Laughing, Hope pulled up something on her iPad, typed for a moment, and then handed it to him. “Just see if you can read any of the words or even the letters.”
He owed her this and so much more, so he decided to give it his all. But a moment later, he looked up at her dumbfounded. “’I love you.’ Did you write that? How did I read that so fast?”
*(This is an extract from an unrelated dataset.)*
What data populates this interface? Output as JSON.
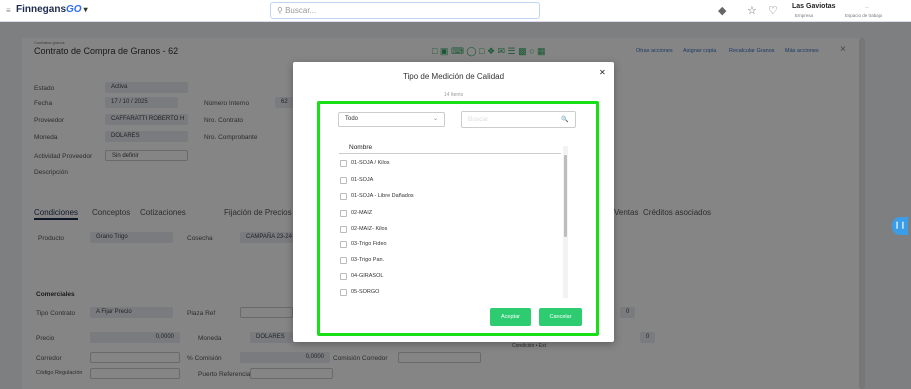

“I typed it in a font called Dyslexie. It makes letters and words easier to read if you have dyslexia. There’s more space in the letters and on either side of them, and they weight the lines differently. You and 45 million other people in the US are dyslexic, Brock. I thought that was it because you said if you stare at a word long enough you can sound out the letters sometimes, and I remembered that you’d transposed the numbers on the shingle order. That’s very common with Dyslexia. I’d heard Ryan and your crew talk about how amazing you were with figuring out material amounts without using a ruler. Your ability to understand spatial orientation is just one of the many, many things you’re gifted at. Reading isn’t everything, but I think we should definitely go to the Davis Program at the hospital when we get home. That’s what they’re for, but this will help. For now, you can only buy a few books in this font, but more are coming.”